In our own studies, we have looked at the response of vaginal dryness to both oral and vaginal estradiol.21 The bottom line is that a very small dose of estradiol, within 4 weeks’ time, can reverse the problem of vaginal dryness and eliminate a source of dyspareunia. That’s significant, since dyspareunia can mean the end of sexual relations. Women are unable to respond as they had been accustomed to respond, and their sexual partners become acutely aware of that. We reported that in 60% of cases, male partners had developed reactive erectile problems.22 So when you treat the woman, you’re treating the man as well.

Schiff: It’s clear that vaginal dryness is a disturbing and common symptom in menopausal women and that estrogens are an effective treatment. My question again is why do 80% of women stop HRT within 2 years of starting it if this treatment is providing such effective relief?

Sarrel: One answer is that if the couple can reconnect and reestablish a healthy sex life, the sex response itself helps maintain vaginal secretion and vaginal pH. That was one of the early Masters and Johnson findings. So estrogen therapy may provide the basis for reestablishing regular intercourse and then be abandoned when intercourse itself proves therapeutic.

Loss of the partner may also be significant. Women in their 60s are certainly less likely to have a partner than women in their late 40s or early 50s because of the higher mortality of men in this age group. By age 75, three out of four women have no sexual partner. So lack of a partner removes one of the motivating factors to continue hormone replacement.

Another reason younger postmenopausal women—the 49- to 53-year-old age group—reject or discontinue hormone replacement is fear of breast cancer. As we reported at a NAMS meeting several years ago, that’s the primary reason these younger women don’t take advantage of HRT.23 In older women or women more than 2 years past their last menstrual period, adverse effects of therapy are the main reason for discontinuance. It’s something of a paradox that younger postmenopausal women may be the most highly motivated to use HRT, for vasomotor symptoms as well as sexual problems, but they’re also the most fearful of using it because of their fear of cancer. That underscores the need for clinicians to understand women’s anxieties and know how to respond to them.

Nachtigall: Still another reason why women don’t continue using estrogen when it corrects their vaginal dryness may be estrogen’s very effectiveness in fixing that problem.
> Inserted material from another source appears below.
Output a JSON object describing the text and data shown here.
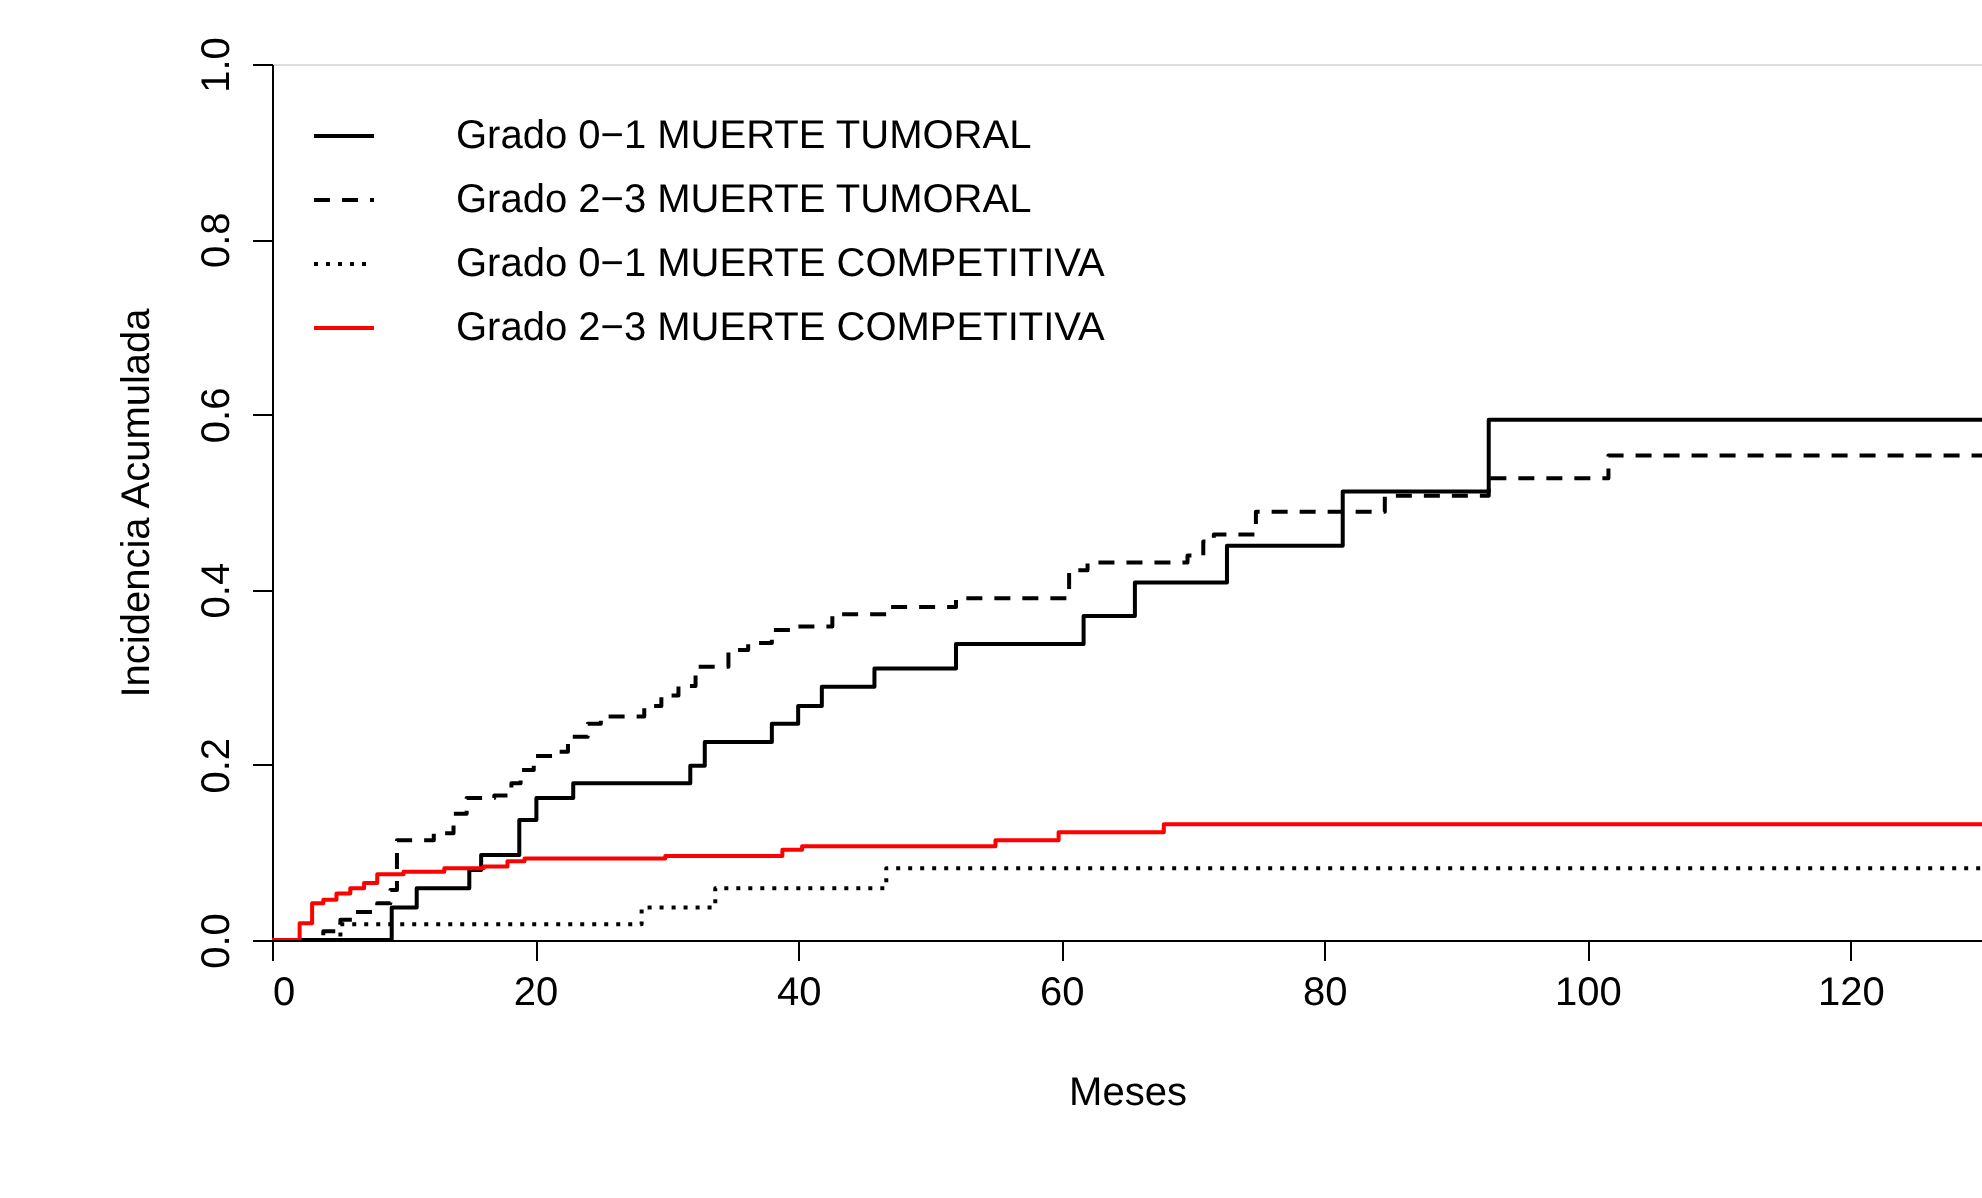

The vaginal epithelium is one of the few tissues you can almost totally regenerate, even 20 years after the menopause. When it’s restored, that effect lasts for a long time, anywhere from a year to 5 years. So a woman can discontinue estrogen and still feel fine for some time. In fact, she may not associate the effect with the treatment, or she may forget how she felt before the treatment.

Sarrel: Another point to consider is the impact of the progestin component. In our study, we found that when MPA was added to estrogen, vaginal dryness and pain with intercourse returned in more than 20% of the women.21 That was certainly a reason for early discontinuance in those women. So one of our considerations in prescribing combined therapy is achieving a proper balance of estrogen and progestin so that the overall effect is therapeutic rather than attenuating.